The seven member Board of Directors of the Company has been reconstituted, and two of its members will be required to be independent of both CSFB and management until such time as the Company no longer has any public stockholders. During this period, independent director approval will be required for transactions between CSFB or its affiliates and the Company, except that such approval will not be required for a short-form merger in which the public stockholders receive cash in exchange for their shares in an amount that reflects fair value as reasonably determined by the controlling stockholder and, if the transaction occurs prior to January 1, 2005, the price received by the public stockholders cannot be less than $.40 per share. The public stockholders would also have appraisal rights under Delaware law in connection with any short-form merger.

The restructuring of CSFB’s interests in the Company has been negotiated and approved by a Special Committee of the Board of Directors consisting exclusively of directors independent of CSFB and management. The Special Committee has received an opinion from Houlihan, Lokey, Howard & Zukin, Inc. that the restructuring transaction is fair, from a financial point of view, to the Company and the public stockholders not affiliated with CSFB.

Ascent Assurance, Inc. is an insurance holding company primarily engaged in the development, marketing, underwriting and administration of medical-surgical expense, supplemental health, life and disability insurance products to self-employed individuals and small business owners. Marketing is achieved primarily through the career agency force of its marketing subsidiary. The Company’s goal is to combine the talents of its employees and agents to market competitive and profitable insurance products and provide superior customer service in every aspect of operations. (www.ascentassurance.com)

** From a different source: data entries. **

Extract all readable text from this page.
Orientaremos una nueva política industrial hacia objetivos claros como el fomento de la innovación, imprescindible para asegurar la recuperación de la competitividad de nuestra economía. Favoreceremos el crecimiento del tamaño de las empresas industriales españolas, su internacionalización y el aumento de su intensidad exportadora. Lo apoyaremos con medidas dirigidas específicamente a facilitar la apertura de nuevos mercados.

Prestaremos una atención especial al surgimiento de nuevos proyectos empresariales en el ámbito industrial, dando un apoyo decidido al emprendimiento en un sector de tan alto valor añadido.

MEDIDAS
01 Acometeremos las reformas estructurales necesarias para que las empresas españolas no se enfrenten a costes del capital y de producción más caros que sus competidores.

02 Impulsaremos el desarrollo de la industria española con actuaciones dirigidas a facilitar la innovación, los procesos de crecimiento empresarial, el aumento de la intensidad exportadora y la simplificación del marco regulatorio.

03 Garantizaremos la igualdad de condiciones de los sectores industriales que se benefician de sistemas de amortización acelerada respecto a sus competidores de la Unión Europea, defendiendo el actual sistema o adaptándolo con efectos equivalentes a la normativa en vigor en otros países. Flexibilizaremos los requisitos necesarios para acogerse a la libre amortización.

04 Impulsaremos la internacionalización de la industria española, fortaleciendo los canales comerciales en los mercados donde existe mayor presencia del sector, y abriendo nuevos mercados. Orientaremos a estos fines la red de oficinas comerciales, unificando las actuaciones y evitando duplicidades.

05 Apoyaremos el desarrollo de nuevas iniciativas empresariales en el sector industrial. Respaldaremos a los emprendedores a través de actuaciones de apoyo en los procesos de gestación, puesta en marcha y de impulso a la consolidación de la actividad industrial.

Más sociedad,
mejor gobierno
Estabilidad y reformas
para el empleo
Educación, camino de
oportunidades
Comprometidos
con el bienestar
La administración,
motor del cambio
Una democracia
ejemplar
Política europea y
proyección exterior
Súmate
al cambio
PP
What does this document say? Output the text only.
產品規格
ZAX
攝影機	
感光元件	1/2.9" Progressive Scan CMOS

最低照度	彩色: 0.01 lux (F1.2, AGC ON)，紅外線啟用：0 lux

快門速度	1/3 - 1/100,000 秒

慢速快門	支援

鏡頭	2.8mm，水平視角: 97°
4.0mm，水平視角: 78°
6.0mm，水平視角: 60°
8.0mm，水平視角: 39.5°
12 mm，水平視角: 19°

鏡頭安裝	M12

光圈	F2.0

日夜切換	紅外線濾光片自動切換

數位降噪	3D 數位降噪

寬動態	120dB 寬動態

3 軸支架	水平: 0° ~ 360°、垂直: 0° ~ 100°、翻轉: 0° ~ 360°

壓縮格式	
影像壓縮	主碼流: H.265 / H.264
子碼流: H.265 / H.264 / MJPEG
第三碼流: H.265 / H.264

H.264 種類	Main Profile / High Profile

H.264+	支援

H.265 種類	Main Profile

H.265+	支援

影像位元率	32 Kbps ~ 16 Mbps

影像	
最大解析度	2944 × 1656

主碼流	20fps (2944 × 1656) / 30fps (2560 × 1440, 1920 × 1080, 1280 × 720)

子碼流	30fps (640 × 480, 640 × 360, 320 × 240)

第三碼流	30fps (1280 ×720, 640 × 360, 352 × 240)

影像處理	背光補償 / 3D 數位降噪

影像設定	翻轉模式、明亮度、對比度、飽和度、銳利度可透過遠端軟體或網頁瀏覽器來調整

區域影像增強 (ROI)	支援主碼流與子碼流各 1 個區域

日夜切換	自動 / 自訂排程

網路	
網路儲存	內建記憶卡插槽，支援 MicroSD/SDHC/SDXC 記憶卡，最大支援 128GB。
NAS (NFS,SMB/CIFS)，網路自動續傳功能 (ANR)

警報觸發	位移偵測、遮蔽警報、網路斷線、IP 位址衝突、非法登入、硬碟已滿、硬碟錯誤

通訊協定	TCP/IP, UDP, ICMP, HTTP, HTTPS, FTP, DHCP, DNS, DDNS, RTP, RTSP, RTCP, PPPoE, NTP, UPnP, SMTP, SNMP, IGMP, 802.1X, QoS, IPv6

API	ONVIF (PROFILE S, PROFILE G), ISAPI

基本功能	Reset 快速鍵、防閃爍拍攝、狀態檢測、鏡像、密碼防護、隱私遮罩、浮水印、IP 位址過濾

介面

  (Forward-Looking Statements: The Private Securities Litigation Reform Act of 1995 provides a “safe harbor” for forward-looking statements. This press release contains forward-looking statements regarding the intent, belief or current expectations of the Company and members of its senior management team. While the Company believes that its expectations are based on reasonable assumptions within the bounds of its knowledge of its business and operations, prospective investors are cautioned that any such forward-looking statements are not guarantees of future performance, and involve risks and uncertainties, and that actual results may differ materially from those contemplated by such forward-looking statements. Factors that would cause actual results to differ materially from those contemplated within this press release can be found in the Company’s Form 10-K for the year ended December 31, 2002 and Form 10-Qs for the quarters ended March 31, 2003, June 30, 2003 and September 30,2003. Such factors include but are not limited to: any limitation imposed on the Company’s ability to control the impact of rising health care costs, especially prescription drugs, and rising medical service utilization rates through product and benefit design, underwriting criteria, premium rate increases, utilization management and negotiation of favorable provider contracts; the impact of changing health care trends on the Company’s ability to accurately estimate claim and settlement expense reserves; developments in health care reform and other regulatory issues, including the Health Insurance Portability and Accountability Act and increased privacy regulation, and changes in laws and regulations in key states where the Company operates; the Company’s ability to meet minimum regulatory capital requirements for its Insurance Subsidiaries; the ability of the Company to maintain adequate liquidity for its non-insurance subsidiary operations including financing of commission advances to agents; default by issuers of fixed maturity investments owned by the Company; and the loss of key management personnel.)